When I tried controlling for these factors in a simple multivariate model, healthcare spending was more strongly associated with change in life expectancy than was elderly vaccination. On the other hand, obesity was not associated with change in life expectancy.

One could interpret these findings as showing that healthcare spending is the true causal variable, and elderly vaccination barely matters. However, I suspect that because the sample comprises only 30 countries, it is not possible to disentangle the effects of elderly vaccination and healthcare spending. (Perhaps some third factor causes both low elderly vaccination and less healthcare spending.)

To get a slightly larger sample, I turned to U.S. states – which provide another useful setting for testing claims about vaccine effectiveness.

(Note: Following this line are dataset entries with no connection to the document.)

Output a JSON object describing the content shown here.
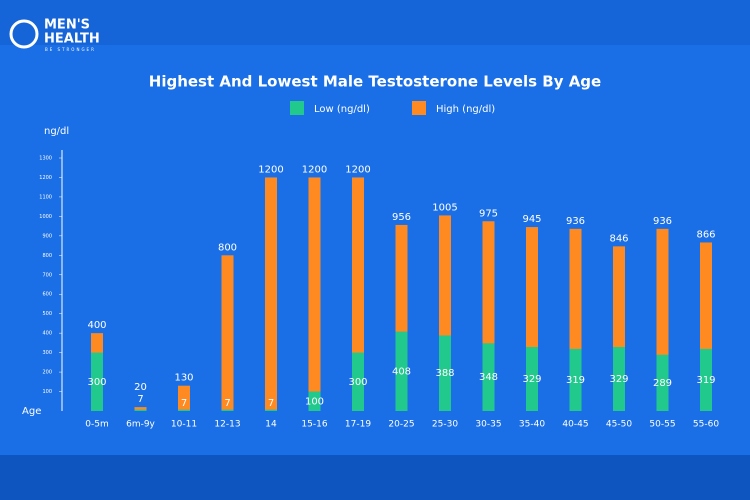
{
  "brand": {
    "line1": "MEN'S",
    "line2": "HEALTH",
    "tagline": "BE STRONGER"
  },
  "chart_data": {
    "type": "bar",
    "title": "Highest And Lowest Male Testosterone Levels By Age",
    "y_label": "ng/dl",
    "x_label": "Age",
    "categories": [
      "0-5m",
      "6m-9y",
      "10-11",
      "12-13",
      "14",
      "15-16",
      "17-19",
      "20-25",
      "25-30",
      "30-35",
      "35-40",
      "40-45",
      "45-50",
      "50-55",
      "55-60"
    ],
    "series": [
      {
        "name": "Low (ng/dl)",
        "color": "#22c98c",
        "values": [
          300,
          7,
          7,
          7,
          7,
          100,
          300,
          408,
          388,
          348,
          329,
          319,
          329,
          289,
          319
        ]
      },
      {
        "name": "High (ng/dl)",
        "color": "#ff8a22",
        "values": [
          400,
          20,
          130,
          800,
          1200,
          1200,
          1200,
          956,
          1005,
          975,
          945,
          936,
          846,
          936,
          866
        ]
      }
    ],
    "ylim": [
      0,
      1300
    ],
    "yticks": [
      100,
      200,
      300,
      400,
      500,
      600,
      700,
      800,
      900,
      1000,
      1100,
      1200,
      1300
    ]
  }
}
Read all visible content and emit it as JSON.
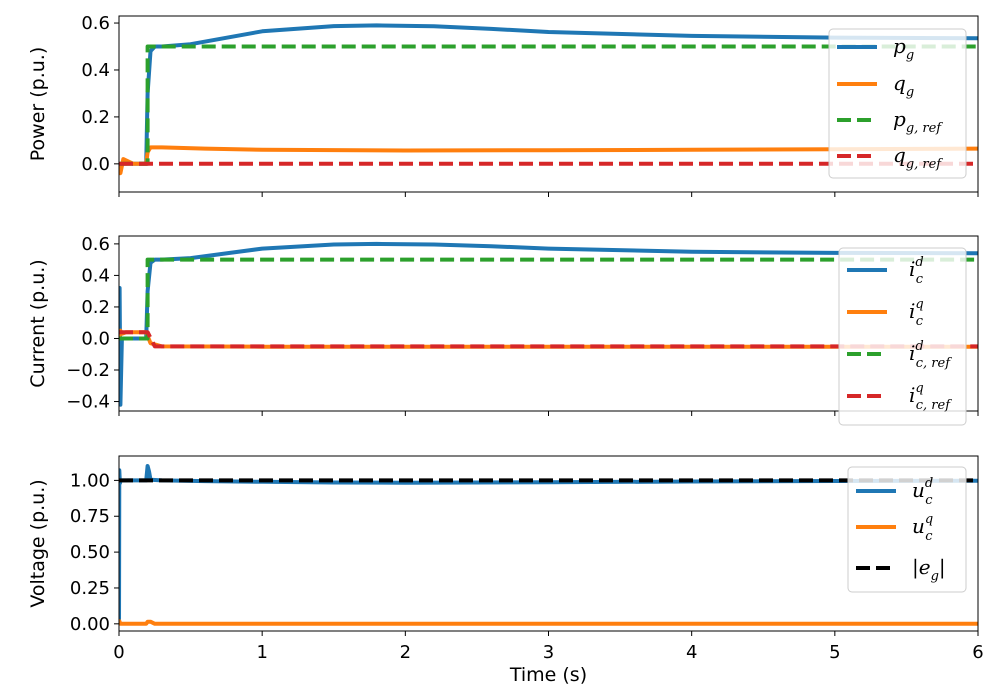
{
  "chart_data": [
    {
      "type": "line",
      "ylabel": "Power (p.u.)",
      "xlabel": "",
      "xlim": [
        0,
        6
      ],
      "ylim": [
        -0.12,
        0.63
      ],
      "yticks": [
        0.0,
        0.2,
        0.4,
        0.6
      ],
      "ytick_labels": [
        "0.0",
        "0.2",
        "0.4",
        "0.6"
      ],
      "legend_position": "top-right",
      "series": [
        {
          "name": "p_g",
          "label_main": "p",
          "label_sub": "g",
          "label_sup": "",
          "color": "#1f77b4",
          "dash": "solid",
          "x": [
            0,
            0.01,
            0.03,
            0.1,
            0.19,
            0.2,
            0.22,
            0.25,
            0.3,
            0.5,
            1.0,
            1.5,
            1.8,
            2.2,
            2.6,
            3.0,
            4.0,
            5.0,
            6.0
          ],
          "y": [
            0.0,
            -0.02,
            0.01,
            0.0,
            0.0,
            0.3,
            0.48,
            0.5,
            0.5,
            0.51,
            0.565,
            0.587,
            0.59,
            0.586,
            0.575,
            0.562,
            0.545,
            0.538,
            0.535
          ]
        },
        {
          "name": "q_g",
          "label_main": "q",
          "label_sub": "g",
          "label_sup": "",
          "color": "#ff7f0e",
          "dash": "solid",
          "x": [
            0,
            0.01,
            0.03,
            0.1,
            0.19,
            0.2,
            0.22,
            0.3,
            0.6,
            1.0,
            2.0,
            3.0,
            4.0,
            5.0,
            6.0
          ],
          "y": [
            0.0,
            -0.04,
            0.02,
            0.0,
            0.0,
            0.05,
            0.07,
            0.07,
            0.065,
            0.06,
            0.057,
            0.058,
            0.06,
            0.062,
            0.065
          ]
        },
        {
          "name": "p_g,ref",
          "label_main": "p",
          "label_sub": "g, ref",
          "label_sup": "",
          "color": "#2ca02c",
          "dash": "dashed",
          "x": [
            0,
            0.2,
            0.2,
            6.0
          ],
          "y": [
            0.0,
            0.0,
            0.5,
            0.5
          ]
        },
        {
          "name": "q_g,ref",
          "label_main": "q",
          "label_sub": "g, ref",
          "label_sup": "",
          "color": "#d62728",
          "dash": "dashed",
          "x": [
            0,
            6.0
          ],
          "y": [
            0.0,
            0.0
          ]
        }
      ]
    },
    {
      "type": "line",
      "ylabel": "Current (p.u.)",
      "xlabel": "",
      "xlim": [
        0,
        6
      ],
      "ylim": [
        -0.46,
        0.65
      ],
      "yticks": [
        -0.4,
        -0.2,
        0.0,
        0.2,
        0.4,
        0.6
      ],
      "ytick_labels": [
        "−0.4",
        "−0.2",
        "0.0",
        "0.2",
        "0.4",
        "0.6"
      ],
      "legend_position": "top-right",
      "series": [
        {
          "name": "i_c^d",
          "label_main": "i",
          "label_sub": "c",
          "label_sup": "d",
          "color": "#1f77b4",
          "dash": "solid",
          "x": [
            0,
            0.004,
            0.01,
            0.02,
            0.05,
            0.19,
            0.2,
            0.22,
            0.25,
            0.3,
            0.5,
            1.0,
            1.5,
            1.8,
            2.2,
            2.6,
            3.0,
            4.0,
            5.0,
            6.0
          ],
          "y": [
            0.0,
            0.32,
            -0.42,
            0.0,
            0.0,
            0.0,
            0.3,
            0.48,
            0.5,
            0.5,
            0.51,
            0.57,
            0.596,
            0.6,
            0.596,
            0.585,
            0.57,
            0.55,
            0.543,
            0.54
          ]
        },
        {
          "name": "i_c^q",
          "label_main": "i",
          "label_sub": "c",
          "label_sup": "q",
          "color": "#ff7f0e",
          "dash": "solid",
          "x": [
            0,
            0.01,
            0.02,
            0.05,
            0.19,
            0.22,
            0.3,
            1.0,
            2.0,
            3.0,
            4.0,
            5.0,
            6.0
          ],
          "y": [
            0.0,
            0.05,
            0.03,
            0.04,
            0.04,
            -0.03,
            -0.05,
            -0.052,
            -0.053,
            -0.053,
            -0.052,
            -0.052,
            -0.052
          ]
        },
        {
          "name": "i_c,ref^d",
          "label_main": "i",
          "label_sub": "c, ref",
          "label_sup": "d",
          "color": "#2ca02c",
          "dash": "dashed",
          "x": [
            0,
            0.2,
            0.2,
            6.0
          ],
          "y": [
            0.0,
            0.0,
            0.5,
            0.5
          ]
        },
        {
          "name": "i_c,ref^q",
          "label_main": "i",
          "label_sub": "c, ref",
          "label_sup": "q",
          "color": "#d62728",
          "dash": "dashed",
          "x": [
            0,
            0.2,
            0.25,
            6.0
          ],
          "y": [
            0.04,
            0.04,
            -0.05,
            -0.05
          ]
        }
      ]
    },
    {
      "type": "line",
      "ylabel": "Voltage (p.u.)",
      "xlabel": "Time (s)",
      "xlim": [
        0,
        6
      ],
      "ylim": [
        -0.05,
        1.17
      ],
      "yticks": [
        0.0,
        0.25,
        0.5,
        0.75,
        1.0
      ],
      "ytick_labels": [
        "0.00",
        "0.25",
        "0.50",
        "0.75",
        "1.00"
      ],
      "xticks": [
        0,
        1,
        2,
        3,
        4,
        5,
        6
      ],
      "xtick_labels": [
        "0",
        "1",
        "2",
        "3",
        "4",
        "5",
        "6"
      ],
      "legend_position": "top-right",
      "series": [
        {
          "name": "u_c^d",
          "label_main": "u",
          "label_sub": "c",
          "label_sup": "d",
          "color": "#1f77b4",
          "dash": "solid",
          "x": [
            0,
            0.002,
            0.006,
            0.012,
            0.05,
            0.19,
            0.2,
            0.21,
            0.22,
            0.3,
            0.6,
            1.0,
            1.5,
            2.0,
            3.0,
            4.0,
            5.0,
            6.0
          ],
          "y": [
            0.0,
            1.07,
            0.98,
            1.0,
            1.0,
            1.0,
            1.1,
            1.06,
            1.005,
            1.0,
            0.995,
            0.99,
            0.985,
            0.984,
            0.987,
            0.992,
            0.996,
            0.998
          ]
        },
        {
          "name": "u_c^q",
          "label_main": "u",
          "label_sub": "c",
          "label_sup": "q",
          "color": "#ff7f0e",
          "dash": "solid",
          "x": [
            0,
            0.002,
            0.01,
            0.19,
            0.2,
            0.22,
            0.25,
            6.0
          ],
          "y": [
            0.0,
            0.02,
            0.0,
            0.0,
            0.015,
            0.015,
            0.0,
            0.0
          ]
        },
        {
          "name": "|e_g|",
          "label_main": "|e",
          "label_sub": "g",
          "label_sup": "",
          "label_tail": "|",
          "color": "#000000",
          "dash": "dashed",
          "x": [
            0,
            6.0
          ],
          "y": [
            1.0,
            1.0
          ]
        }
      ]
    }
  ]
}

Data on % of over 65s double-vaccinated by July 2021 were taken from the CDC, as were data on all-cause deaths among over 65s. To calculate excess mortality, I subtracted average deaths in 2020–21 from the average in 2015–2019, and then divided the answer by the average in 2015–2019 (and multiplied by 100).

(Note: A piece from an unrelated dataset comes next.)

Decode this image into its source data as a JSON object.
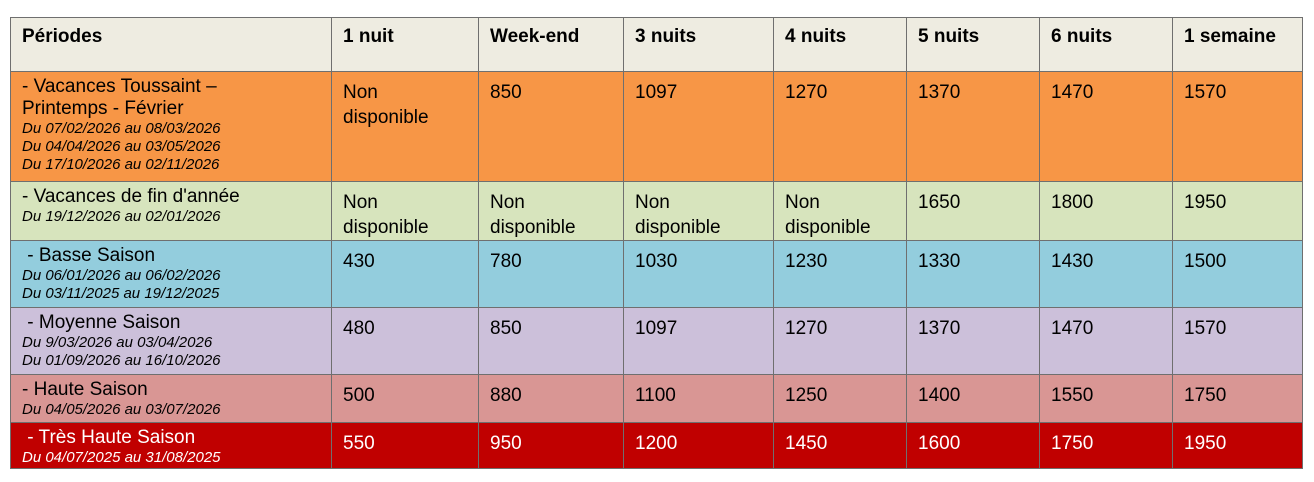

The chart below plots excess mortality against elderly vaccination. As before, the relationship is very strong: in the most-vaccinated states excess mortality was less than 15%, whereas in the least-vaccinated states it was more than 20%.

The sample comprises U.S. states.

When I tried controlling for healthcare spending and obesity in a multivariate model, neither factor was strongly associated with excess mortality. By contrast, elderly vaccination was a consistently strong predictor.  

In other words: in the larger US sample, the correlation between elderly vaccination and excess mortality can’t be explained by either obesity or healthcare spending. Perhaps there’s another variable that can explain the association, but it’s hard to imagine what it might be. (Neither age or racial demographics is going to work.)

As mentioned above, none of the results change substantially when excluding the 2020 mortality data. In fact, elderly vaccination is a more robust predictor in the European sample.

To sum up, elderly vaccination is strongly correlated with excess mortality in both Europe and America. The association is robust to controlling for obesity and healthcare spending in the American sample, though it diminishes substantially in the European sample. The latter result may be due to the small sample size, making it hard to disentangle the effects of correlated predictors.

One issue my analysis doesn’t really address is waning. Perhaps the vaccines don’t protect against death after the first year, so if I’d included the 2022 mortality data, I would have found no correlation or a much-reduced one? While life expectancy data isn’t yet available, there’s little evidence that the most-vaccinated European countries saw outsize excess mortality last year.

Iceland is the only one that saw a major spike in excess mortality (though in recent weeks excess mortality has been negative). So while comparisons based on only 2020–21 data may somewhat overstate the association between elderly vaccination and excess mortality, it’s unlikely to be dramatically different when including the 2022 data.

As another check, I obtained the ONS’s latest estimates of age-adjusted excess mortality, which encompass the period from January 2020 to July 2022. The chart below plots these estimates against elderly vaccination for 27 European countries. (They were not available for Germany, Ireland or Liechtenstein.)

The sample comprises 27 EEA countries.

The relationship is just as strong as before, indicating that any effect of waning during the first half of 2022 was minimal.

In any case, even if vaccine effectiveness against death wanes all the way to zero after several years, getting vaccinated would still have been the right choice for most elderly people, since two or more years represents a non-trivial increase in one’s lifespan.

The evidence suggests that vaccinating the elderly saved lives. Unlike lockdowns and mask mandates – which had little discernible impact while imposing huge costs on society – elderly vaccination appears to have made a tangible difference. (There is no correlation between lockdowns and excess mortality across European countries or U.S. states.)

Focussed protection culminating in voluntary vaccination of high-risk groups was the right strategy all along – just as the Great Barrington authors argued.